The Roots of Led Zeppelin

┬áIf songs like “Down By The Seaside,” “Gallows Pole” and “Bron-Y-Aur Stomp” didn’t convince you that Led Zeppelin had occasional detours off the road to Clarksdale to the Appalachians, or at least Nashville, then maybe the words of the music impresario T-Bone Burnett, who produced the great new CD Raising Sand with Robert Plant and Alison Krauss (review soon) will convince you:

“People confuse Led Zeppelin with what came after them, as if they were a heavy metal band. But the incantations that Robert was singing were drawn from the Delta and the Appalachian mountains. It was music of the mud and earth. They had many gears they could go up, but at its essence was something raw and true and authentic.”

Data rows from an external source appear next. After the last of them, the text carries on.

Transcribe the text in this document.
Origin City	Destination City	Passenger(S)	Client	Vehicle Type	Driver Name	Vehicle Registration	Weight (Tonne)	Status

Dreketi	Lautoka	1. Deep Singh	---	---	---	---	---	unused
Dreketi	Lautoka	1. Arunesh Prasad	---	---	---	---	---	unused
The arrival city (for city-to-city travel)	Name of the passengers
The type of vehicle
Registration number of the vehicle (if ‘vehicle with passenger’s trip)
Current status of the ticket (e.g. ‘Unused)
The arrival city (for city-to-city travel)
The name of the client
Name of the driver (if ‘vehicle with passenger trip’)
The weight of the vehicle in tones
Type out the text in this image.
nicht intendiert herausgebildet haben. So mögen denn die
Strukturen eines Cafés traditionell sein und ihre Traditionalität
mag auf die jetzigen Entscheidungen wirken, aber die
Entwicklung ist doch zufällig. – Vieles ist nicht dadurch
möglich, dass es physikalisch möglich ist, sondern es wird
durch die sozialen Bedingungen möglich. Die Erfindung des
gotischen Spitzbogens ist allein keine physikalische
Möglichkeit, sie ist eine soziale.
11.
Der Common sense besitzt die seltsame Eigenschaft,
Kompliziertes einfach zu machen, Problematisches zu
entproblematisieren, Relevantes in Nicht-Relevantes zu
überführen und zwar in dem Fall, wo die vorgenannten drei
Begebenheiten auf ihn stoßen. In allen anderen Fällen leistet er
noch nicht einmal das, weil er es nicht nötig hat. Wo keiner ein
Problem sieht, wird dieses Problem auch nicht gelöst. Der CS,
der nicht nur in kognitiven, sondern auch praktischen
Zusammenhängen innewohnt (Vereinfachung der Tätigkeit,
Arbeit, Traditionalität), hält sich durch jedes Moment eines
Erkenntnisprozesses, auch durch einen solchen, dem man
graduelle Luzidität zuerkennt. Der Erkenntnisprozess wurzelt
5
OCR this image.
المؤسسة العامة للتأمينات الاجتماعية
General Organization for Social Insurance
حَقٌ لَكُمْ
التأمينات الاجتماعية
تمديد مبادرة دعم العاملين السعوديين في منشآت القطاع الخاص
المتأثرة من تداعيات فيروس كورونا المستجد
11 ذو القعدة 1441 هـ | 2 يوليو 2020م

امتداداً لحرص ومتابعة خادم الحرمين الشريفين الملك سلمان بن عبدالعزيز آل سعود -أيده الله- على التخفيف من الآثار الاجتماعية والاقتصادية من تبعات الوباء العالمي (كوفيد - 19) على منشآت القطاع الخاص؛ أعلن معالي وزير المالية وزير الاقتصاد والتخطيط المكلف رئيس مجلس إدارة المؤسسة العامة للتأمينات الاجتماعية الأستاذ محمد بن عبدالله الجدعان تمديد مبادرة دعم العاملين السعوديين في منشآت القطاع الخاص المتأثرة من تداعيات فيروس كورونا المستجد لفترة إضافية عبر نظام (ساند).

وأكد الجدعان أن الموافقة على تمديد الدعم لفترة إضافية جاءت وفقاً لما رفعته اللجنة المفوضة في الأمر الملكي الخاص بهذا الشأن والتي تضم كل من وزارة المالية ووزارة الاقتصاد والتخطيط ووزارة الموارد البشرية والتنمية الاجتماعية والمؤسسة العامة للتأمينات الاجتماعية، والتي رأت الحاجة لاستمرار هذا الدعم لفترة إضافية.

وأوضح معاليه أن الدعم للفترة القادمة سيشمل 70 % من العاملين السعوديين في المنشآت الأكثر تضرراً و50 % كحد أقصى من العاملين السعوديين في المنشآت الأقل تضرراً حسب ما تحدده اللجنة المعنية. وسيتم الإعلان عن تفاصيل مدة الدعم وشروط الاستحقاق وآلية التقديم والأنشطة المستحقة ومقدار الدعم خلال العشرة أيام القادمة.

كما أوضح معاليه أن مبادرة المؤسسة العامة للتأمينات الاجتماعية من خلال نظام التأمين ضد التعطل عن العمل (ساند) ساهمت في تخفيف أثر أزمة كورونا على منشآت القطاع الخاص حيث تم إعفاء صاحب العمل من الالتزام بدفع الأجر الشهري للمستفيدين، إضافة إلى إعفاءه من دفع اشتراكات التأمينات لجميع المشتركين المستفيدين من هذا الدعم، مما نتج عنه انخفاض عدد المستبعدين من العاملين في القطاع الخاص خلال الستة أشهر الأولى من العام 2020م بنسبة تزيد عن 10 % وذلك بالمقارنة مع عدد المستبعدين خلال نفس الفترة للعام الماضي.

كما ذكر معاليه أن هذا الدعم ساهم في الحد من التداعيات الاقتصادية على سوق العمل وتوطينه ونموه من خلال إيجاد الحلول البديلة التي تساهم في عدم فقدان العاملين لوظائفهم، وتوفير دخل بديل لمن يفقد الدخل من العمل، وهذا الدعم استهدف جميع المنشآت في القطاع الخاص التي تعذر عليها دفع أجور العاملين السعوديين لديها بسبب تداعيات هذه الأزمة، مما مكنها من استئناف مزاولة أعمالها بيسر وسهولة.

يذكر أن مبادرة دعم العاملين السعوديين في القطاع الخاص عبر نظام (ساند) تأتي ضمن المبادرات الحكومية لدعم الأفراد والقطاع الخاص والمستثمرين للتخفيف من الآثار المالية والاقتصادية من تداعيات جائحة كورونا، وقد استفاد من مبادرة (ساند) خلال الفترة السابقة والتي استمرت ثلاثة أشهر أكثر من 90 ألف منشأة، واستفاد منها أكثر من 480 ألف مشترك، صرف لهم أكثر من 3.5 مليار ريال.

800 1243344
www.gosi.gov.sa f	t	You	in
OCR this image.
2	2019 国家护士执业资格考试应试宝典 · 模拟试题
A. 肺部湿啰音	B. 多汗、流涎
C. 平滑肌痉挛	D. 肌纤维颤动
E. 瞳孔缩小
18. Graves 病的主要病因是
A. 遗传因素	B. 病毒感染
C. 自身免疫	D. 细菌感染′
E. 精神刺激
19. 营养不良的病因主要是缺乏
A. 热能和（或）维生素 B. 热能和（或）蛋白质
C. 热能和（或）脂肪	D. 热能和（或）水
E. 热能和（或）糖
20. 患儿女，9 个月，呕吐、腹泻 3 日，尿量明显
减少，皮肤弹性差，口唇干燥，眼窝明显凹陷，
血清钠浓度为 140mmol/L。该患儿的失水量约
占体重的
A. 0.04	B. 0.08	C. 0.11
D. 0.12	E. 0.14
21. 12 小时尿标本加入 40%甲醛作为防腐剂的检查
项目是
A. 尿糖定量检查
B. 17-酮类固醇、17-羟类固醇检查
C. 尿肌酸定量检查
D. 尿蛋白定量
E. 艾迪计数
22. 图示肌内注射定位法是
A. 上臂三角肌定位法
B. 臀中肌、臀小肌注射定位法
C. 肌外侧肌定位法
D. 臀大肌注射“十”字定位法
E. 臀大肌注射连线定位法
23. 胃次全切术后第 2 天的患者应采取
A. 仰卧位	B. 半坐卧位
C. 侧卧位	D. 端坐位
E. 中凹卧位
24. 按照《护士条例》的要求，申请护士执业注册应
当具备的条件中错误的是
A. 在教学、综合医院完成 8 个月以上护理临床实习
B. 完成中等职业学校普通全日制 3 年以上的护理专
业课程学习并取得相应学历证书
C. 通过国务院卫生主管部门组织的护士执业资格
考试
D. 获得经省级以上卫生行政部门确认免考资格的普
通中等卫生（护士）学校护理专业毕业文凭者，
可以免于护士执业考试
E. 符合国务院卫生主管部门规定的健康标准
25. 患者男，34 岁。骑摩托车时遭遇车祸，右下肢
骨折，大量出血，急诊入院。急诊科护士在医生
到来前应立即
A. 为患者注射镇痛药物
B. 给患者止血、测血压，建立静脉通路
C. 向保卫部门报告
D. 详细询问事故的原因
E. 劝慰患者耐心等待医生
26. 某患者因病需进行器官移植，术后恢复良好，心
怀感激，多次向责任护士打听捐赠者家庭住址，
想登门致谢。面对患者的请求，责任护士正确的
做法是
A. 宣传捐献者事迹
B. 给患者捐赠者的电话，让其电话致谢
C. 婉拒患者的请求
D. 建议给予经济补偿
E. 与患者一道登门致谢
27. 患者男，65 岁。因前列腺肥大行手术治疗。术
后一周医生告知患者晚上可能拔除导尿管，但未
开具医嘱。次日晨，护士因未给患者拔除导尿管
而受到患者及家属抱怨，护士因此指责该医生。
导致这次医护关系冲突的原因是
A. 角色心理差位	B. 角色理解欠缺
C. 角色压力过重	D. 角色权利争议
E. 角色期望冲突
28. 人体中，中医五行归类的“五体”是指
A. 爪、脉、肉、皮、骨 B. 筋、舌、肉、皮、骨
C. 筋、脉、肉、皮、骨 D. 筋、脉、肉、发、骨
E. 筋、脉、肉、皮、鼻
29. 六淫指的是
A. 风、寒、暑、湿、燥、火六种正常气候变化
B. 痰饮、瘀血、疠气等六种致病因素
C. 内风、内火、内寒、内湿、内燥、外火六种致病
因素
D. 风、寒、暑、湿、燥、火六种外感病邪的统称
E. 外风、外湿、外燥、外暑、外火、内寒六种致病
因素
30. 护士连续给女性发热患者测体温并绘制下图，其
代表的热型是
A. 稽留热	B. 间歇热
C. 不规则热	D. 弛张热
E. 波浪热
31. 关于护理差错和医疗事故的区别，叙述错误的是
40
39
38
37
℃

2 Replies to “The Roots of Led Zeppelin”

  1. T Bone Burnett hit the nail on the head in his description of Led Zeppelin. The reason so many millions of people remain convinced that Zep were the greatest of all rock bands, was the incredible range and breadth of their music. Most people outside of Zeppelin’s enormous fanbase mistakenly label them as strictly hard rock or heavy metal. Though these are genres that Zeppelin almost single handedly created, they never limited themselves to any particular category or style of music. Each gifted member’s taste in music was slightly different from the others, ie folk, rock, blues, country, celtic, rockabilly, arabic, soul, ect. Zeppelin spawned so many woefully inferior immitations that some people not familiar with the scope and depth of their brilliant catalogue, have confused them with some monolithic heavy metal bands. Led Zeppelin were effortlessly intense and powerful, while so many that followed in their wake, relied on sheer volume and posing, without having the musical chops to pull it off. Suggestion for country music fans, check out LZ-III.